Près de deux tiers des avions commerciaux russes ont été fabriqués par Boeing (334 avions) et Airbus (304 avions), selon Reuters. Bon nombre de ces avions appartiennent à des entreprises irlandaises d’affrètement d’avions. AerCap, la première entreprise d’affrètement d’avions au monde, dont le siège social est à Dublin, possède 152 avions en Russie et en Ukraine, pour une valeur estimée à près de $2,4 milliards,’ déclare The Irish Times.
[Le 5 mars], la compagnie aérienne publique russe, Aeroflot, a déclaré qu’elle suspendrait tous les vols internationaux en raison de ‘circonstances qui empêchent les avions de voler’. Il y a fort à parier que les vols intérieurs seront également suspendus ».
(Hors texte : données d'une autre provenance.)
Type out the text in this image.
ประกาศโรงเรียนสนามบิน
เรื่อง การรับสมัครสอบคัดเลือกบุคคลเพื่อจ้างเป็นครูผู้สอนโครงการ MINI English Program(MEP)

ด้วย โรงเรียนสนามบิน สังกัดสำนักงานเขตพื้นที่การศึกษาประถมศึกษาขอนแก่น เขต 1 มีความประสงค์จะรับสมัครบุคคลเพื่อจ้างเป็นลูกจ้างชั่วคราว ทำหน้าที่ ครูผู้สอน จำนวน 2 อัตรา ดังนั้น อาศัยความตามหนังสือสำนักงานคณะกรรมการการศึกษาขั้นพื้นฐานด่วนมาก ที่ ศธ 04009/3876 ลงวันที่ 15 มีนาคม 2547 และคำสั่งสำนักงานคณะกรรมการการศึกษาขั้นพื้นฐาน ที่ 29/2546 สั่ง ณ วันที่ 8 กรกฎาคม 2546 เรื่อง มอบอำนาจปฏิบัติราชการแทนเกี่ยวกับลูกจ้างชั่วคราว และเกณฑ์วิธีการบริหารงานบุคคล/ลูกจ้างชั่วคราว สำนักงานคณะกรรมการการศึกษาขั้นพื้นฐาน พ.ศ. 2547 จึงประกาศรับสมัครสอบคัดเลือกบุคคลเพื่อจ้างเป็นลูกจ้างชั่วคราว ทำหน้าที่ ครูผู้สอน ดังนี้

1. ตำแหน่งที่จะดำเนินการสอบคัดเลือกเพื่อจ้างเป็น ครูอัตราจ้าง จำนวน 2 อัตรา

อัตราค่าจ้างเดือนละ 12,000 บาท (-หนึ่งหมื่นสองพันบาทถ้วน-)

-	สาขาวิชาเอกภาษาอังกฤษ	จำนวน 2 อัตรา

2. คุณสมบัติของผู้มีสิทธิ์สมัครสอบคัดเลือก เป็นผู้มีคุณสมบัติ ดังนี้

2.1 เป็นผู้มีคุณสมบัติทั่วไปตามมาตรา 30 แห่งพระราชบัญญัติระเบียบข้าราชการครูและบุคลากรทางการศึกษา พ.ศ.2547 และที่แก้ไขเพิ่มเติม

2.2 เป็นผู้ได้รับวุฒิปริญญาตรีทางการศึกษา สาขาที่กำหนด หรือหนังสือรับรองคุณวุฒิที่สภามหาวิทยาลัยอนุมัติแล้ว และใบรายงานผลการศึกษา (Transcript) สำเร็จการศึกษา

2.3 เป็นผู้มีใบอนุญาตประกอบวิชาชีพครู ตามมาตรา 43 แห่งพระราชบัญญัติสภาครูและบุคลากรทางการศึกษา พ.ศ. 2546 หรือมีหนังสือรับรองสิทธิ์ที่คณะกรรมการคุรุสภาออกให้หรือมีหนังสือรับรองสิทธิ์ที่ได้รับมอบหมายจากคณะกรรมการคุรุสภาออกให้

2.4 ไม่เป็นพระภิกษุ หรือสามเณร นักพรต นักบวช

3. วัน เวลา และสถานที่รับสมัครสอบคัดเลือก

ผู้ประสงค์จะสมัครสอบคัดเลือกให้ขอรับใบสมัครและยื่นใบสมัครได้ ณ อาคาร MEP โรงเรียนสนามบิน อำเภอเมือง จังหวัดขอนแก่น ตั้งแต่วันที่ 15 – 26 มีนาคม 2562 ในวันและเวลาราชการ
Hourra ! Nous avons gagné.
Il a raison, bien sûr. Une nouvelle forme de guerre est en cours. Une nouvelle arme puissante est apparue : le dollar et le système monétaire international dominé par le dollar servent à mettre la Russie à genoux. La presse, les réseaux sociaux, Hollywood et le mouvement ESG (environnemental, social et gouvernance) de Wall Street ont tous répondu à l’appel du devoir.
Demain, nous nous demanderons pourquoi cette nouvelle forme de guerre ne cesse de proliférer.
2 commentaires
Tous les responsables des nations les plus puissantes sont prêtes à tout faire afin de garder, voire d’augmenter, leur hégémonie sur le plus grand nombre d’autres nations.
Cela provoque les plus grandes guerres mondiales ou locales avec toutes les conséquences directes ou indirectes !
Malheureusement, ce sont les nations les plus faibles qui finissent par devoir les supporter, et, par conséquence, leurs citoyens.
Il y a des principes généraux tels que :
1.- » La liberté des uns s’arrête ou commence la liberté des autres »
2.- Tout personne (privée ou morale) qui cause un préjudice doit réparation
3.- Tous les belges sont égaux devant la loi
Etc…etc……
Vous trouverez des centaines, voir des milliers, de situations qui bafouent ces principes (moraux, légaux ou autres) à cause de discrimination ou toutes autres raisons…..tout autant incroyable et inacceptable !
Bref, autant de raison qui augmente le manque compréhensif de confiance des citoyens dans leurs représentants politiques !!!!!!
Je ne peux pas admettre qu’un président d’un grand parti déclare haut et fort durant la période pré-electorale » AVEC LA NVA JAMAIS »
et, lors de la formation gouvernementale, la parti de ce président a été le seul à s’allier avec la NVA ???? Il a trompé combien d’électeur qui lui ont accordé leur vote suite à sa déclaration !!!!!! C’est au moins un manque de respect vis-à^-vis de ces électeurs.
Ces 152 avions sont perdus pour pour Aercap, pas pour les Russes qui les ont entre les mains.
Aercap a t-elle payé cash Boeing et Airbus ? Ou quelqu’un quelque part croise les doigts pour que cette boite Irlandaise trouve de l’argent ailleurs ?
Sommes nous dans du « quoi qu’il en coute » ??… parce que ça risque de couter.